Although I was only picking up some of their terminology, the importance of precise communication between our team and LLE became clear during shot day preparations. Each experiment, or “shot”, of that day had a precise set of specifications for laser energy and configuration based on sample type and objective, and adjustments based on hypothesized problems with data quality from previous campaigns. Shots of the same sample type were spaced out among other types, in the day’s plan. This allowed for the best chance to check for any issues and make adjustments to laser power and timing, and to see if a sample had successfully reached the target pressure. Back-up shots were detailed in the plan, in case a new configuration wasn’t working, or in the case we got what we needed and had time for an extra shot.
We arrived in Rochester ahead of the assigned shock day to prepare, and to construct the boxes that would hold the image plate that would record the in situ diffraction patterns of our samples under high pressure. My job on shot day would be to graph the laser’s energy levels right after each experiment. There were two groups of lasers: a group of lasers that would generate the shock-inducing pressure wave in the sample, and the lasers that hit our “backlighter” to produce X-rays a few nano seconds later. While others built the X-ray image plate boxes, I practiced downloading and plotting beam profiles, timing myself performing the steps required to produce the graphs and post them to our shared slides.
On shot day we gathered together early in the morning with the engineers, technicians, staff scientists, and shot director. June briefed the room on our scientific objectives and the shot plan for the day for a final once-over of the various configurations planned and their back-ups. The director then received reports from each system’s representative, going around the room, calling on each for their status. Our big day in Rochester was a high intensity experience all the way through. It was an extremely energetic collaboration to support the decisions of the PI with our organizational, analytical, or technical contributions. After each shot- which required set up and take down, collection and posting of data by LLE staff- each of us in the extended Wicks group collected and presented some aspect of the result for discussion and decision making. Tweaks to positioning and laser energies were workshopped and enacted by LLE engineers. In the high-focus efforts of all of us in collaboration, we were driving forward LLE’s mission to conduct research and development in high energy density domains. Together, led by the creative efforts of June and her collaborators, we accessed new areas of high pressure-high temperature, and saw crystal phases for the first time. This work continues to pave the way for new questions and new experiments to be created.

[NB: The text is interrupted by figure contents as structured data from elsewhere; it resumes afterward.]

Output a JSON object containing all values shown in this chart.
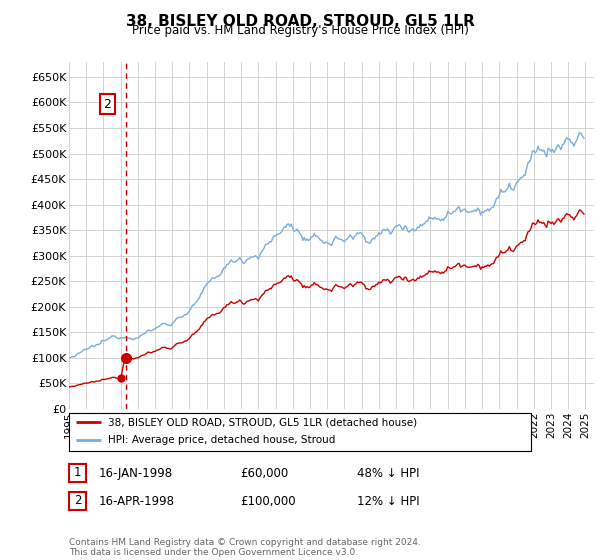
{
  "title": "38, BISLEY OLD ROAD, STROUD, GL5 1LR",
  "subtitle": "Price paid vs. HM Land Registry's House Price Index (HPI)",
  "ylim": [
    0,
    680000
  ],
  "yticks": [
    0,
    50000,
    100000,
    150000,
    200000,
    250000,
    300000,
    350000,
    400000,
    450000,
    500000,
    550000,
    600000,
    650000
  ],
  "xlim_start": 1995.0,
  "xlim_end": 2025.5,
  "sale1_date_year": 1998.04,
  "sale1_price": 60000,
  "sale1_label": "1",
  "sale2_date_year": 1998.29,
  "sale2_price": 100000,
  "sale2_label": "2",
  "line_color_property": "#cc0000",
  "line_color_hpi": "#7aade0",
  "dashed_line_color": "#cc0000",
  "legend_line1": "38, BISLEY OLD ROAD, STROUD, GL5 1LR (detached house)",
  "legend_line2": "HPI: Average price, detached house, Stroud",
  "table_row1": [
    "1",
    "16-JAN-1998",
    "£60,000",
    "48% ↓ HPI"
  ],
  "table_row2": [
    "2",
    "16-APR-1998",
    "£100,000",
    "12% ↓ HPI"
  ],
  "footer": "Contains HM Land Registry data © Crown copyright and database right 2024.\nThis data is licensed under the Open Government Licence v3.0.",
  "background_color": "#ffffff",
  "grid_color": "#cccccc"
}
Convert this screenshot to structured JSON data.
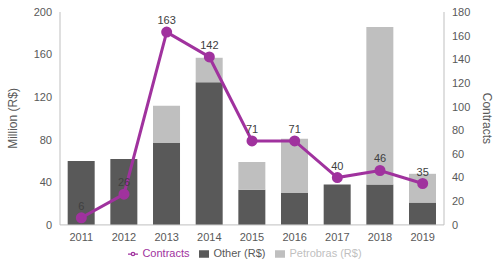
{
  "chart_data": {
    "type": "bar",
    "categories": [
      "2011",
      "2012",
      "2013",
      "2014",
      "2015",
      "2016",
      "2017",
      "2018",
      "2019"
    ],
    "series": [
      {
        "name": "Other (R$)",
        "type": "bar",
        "color": "#595959",
        "values": [
          60,
          62,
          77,
          134,
          33,
          30,
          38,
          38,
          21
        ]
      },
      {
        "name": "Petrobras (R$)",
        "type": "bar",
        "color": "#bfbfbf",
        "values": [
          0,
          0,
          35,
          23,
          26,
          51,
          0,
          148,
          27
        ]
      },
      {
        "name": "Contracts",
        "type": "line",
        "axis": "y2",
        "color": "#a0329e",
        "marker": "circle",
        "data_labels": true,
        "values": [
          6,
          26,
          163,
          142,
          71,
          71,
          40,
          46,
          35
        ]
      }
    ],
    "y_label": "Million (R$)",
    "y2_label": "Contracts",
    "ylim": [
      0,
      200
    ],
    "yticks": [
      0,
      40,
      80,
      120,
      160,
      200
    ],
    "y2lim": [
      0,
      180
    ],
    "y2ticks": [
      0,
      20,
      40,
      60,
      80,
      100,
      120,
      140,
      160,
      180
    ],
    "stacked": true,
    "grid": false,
    "legend": "bottom"
  }
}
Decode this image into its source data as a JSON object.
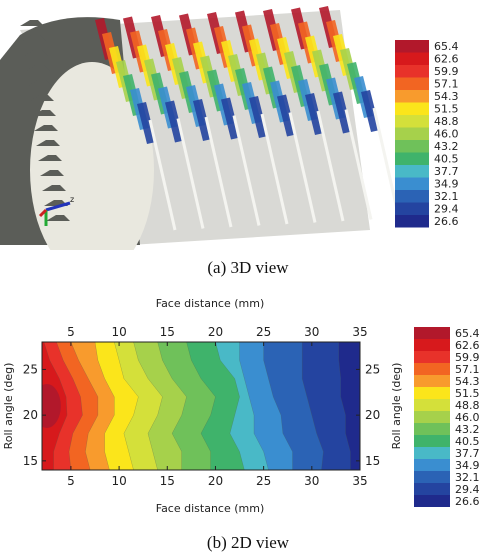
{
  "figure_a": {
    "caption": "(a) 3D view",
    "axis_glyph": "z",
    "colorbar": {
      "labels": [
        "65.4",
        "62.6",
        "59.9",
        "57.1",
        "54.3",
        "51.5",
        "48.8",
        "46.0",
        "43.2",
        "40.5",
        "37.7",
        "34.9",
        "32.1",
        "29.4",
        "26.6"
      ]
    }
  },
  "figure_b": {
    "caption": "(b) 2D view",
    "colorbar": {
      "labels": [
        "65.4",
        "62.6",
        "59.9",
        "57.1",
        "54.3",
        "51.5",
        "48.8",
        "46.0",
        "43.2",
        "40.5",
        "37.7",
        "34.9",
        "32.1",
        "29.4",
        "26.6"
      ]
    }
  },
  "palette": [
    "#b2182b",
    "#d7191c",
    "#e8322a",
    "#f26522",
    "#f89b2d",
    "#fbe51b",
    "#d4e03a",
    "#a6d14b",
    "#6fc15a",
    "#3fb36b",
    "#49b9c7",
    "#3a8ed0",
    "#2b63b5",
    "#2444a0",
    "#1f2a8c"
  ],
  "chart_data": {
    "type": "heatmap",
    "title": "",
    "xlabel": "Face distance (mm)",
    "ylabel": "Roll angle (deg)",
    "xlim": [
      2,
      35
    ],
    "ylim": [
      14,
      28
    ],
    "x_ticks": [
      5,
      10,
      15,
      20,
      25,
      30,
      35
    ],
    "y_ticks": [
      15,
      20,
      25
    ],
    "levels": [
      26.6,
      29.4,
      32.1,
      34.9,
      37.7,
      40.5,
      43.2,
      46.0,
      48.8,
      51.5,
      54.3,
      57.1,
      59.9,
      62.6,
      65.4
    ],
    "peak": {
      "x": 2.5,
      "y": 21,
      "value": 65.4
    },
    "trend": "values decrease from about 65 near face distance 2 mm to about 27 near 35 mm"
  }
}
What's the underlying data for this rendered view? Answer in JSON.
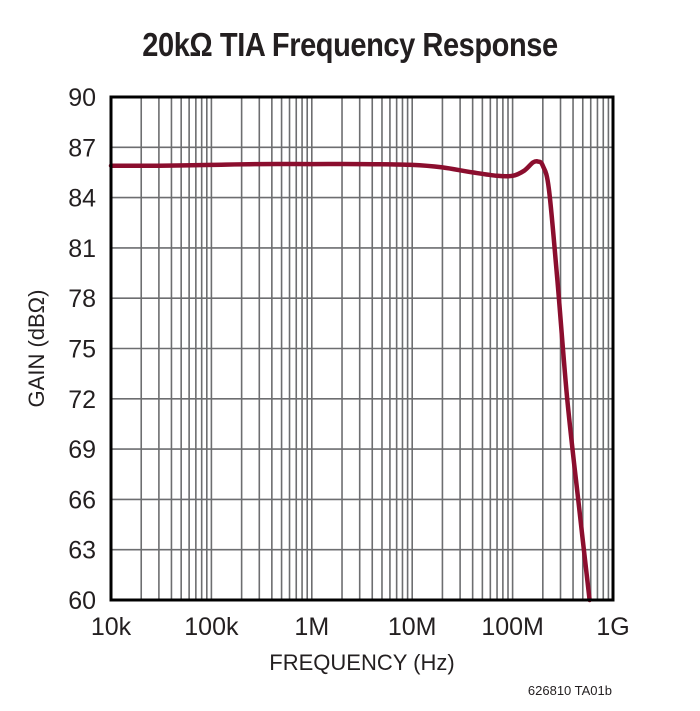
{
  "chart_data": {
    "type": "line",
    "title": "20kΩ TIA Frequency Response",
    "xlabel": "FREQUENCY (Hz)",
    "ylabel": "GAIN (dBΩ)",
    "xscale": "log",
    "xlim": [
      10000,
      1000000000
    ],
    "ylim": [
      60,
      90
    ],
    "x_tick_labels": [
      "10k",
      "100k",
      "1M",
      "10M",
      "100M",
      "1G"
    ],
    "x_tick_values": [
      10000,
      100000,
      1000000,
      10000000,
      100000000,
      1000000000
    ],
    "y_tick_labels": [
      "60",
      "63",
      "66",
      "69",
      "72",
      "75",
      "78",
      "81",
      "84",
      "87",
      "90"
    ],
    "y_tick_values": [
      60,
      63,
      66,
      69,
      72,
      75,
      78,
      81,
      84,
      87,
      90
    ],
    "grid": true,
    "legend": null,
    "series": [
      {
        "name": "Gain",
        "color": "#8b0e2e",
        "x": [
          10000,
          30000,
          100000,
          300000,
          1000000,
          3000000,
          10000000,
          20000000,
          40000000,
          70000000,
          100000000,
          130000000,
          160000000,
          180000000,
          200000000,
          230000000,
          280000000,
          350000000,
          450000000,
          585000000
        ],
        "y": [
          85.9,
          85.9,
          85.95,
          86.0,
          86.0,
          86.0,
          85.95,
          85.8,
          85.5,
          85.3,
          85.3,
          85.6,
          86.1,
          86.15,
          85.9,
          84.5,
          79.0,
          72.0,
          66.0,
          60.0
        ]
      }
    ],
    "annotation": "626810 TA01b"
  },
  "title": "20kΩ TIA Frequency Response",
  "footnote": "626810 TA01b"
}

The next day I received a tour from Dave Canning, shot director of the campaign, of the system of lasers that we used for our experiments, as well as another housed by LLE, developed for the purpose of achieving inertial confinement fusion. My tour guide described how a laser beam is generated in the basement level of this enormous space, and then routed and reflected, and split again and again into many beams; then the wavelength is altered. He emphasized how much precision and how many individuals are involved in the production of each nano-seconds long, densely concentrated laser pulse. There’s also a wide variety of research that goes on at the facility, with associated diverse configurations. Considering the complexity and precision required, each experiment is a real accomplishment. But the organization of LLE, founded on principles that informed the Navy’s structure of coordination and execution, has made for a singularly successful institution in this domain. I felt inspired and welcomed to be part of facilitating this science even in my small way.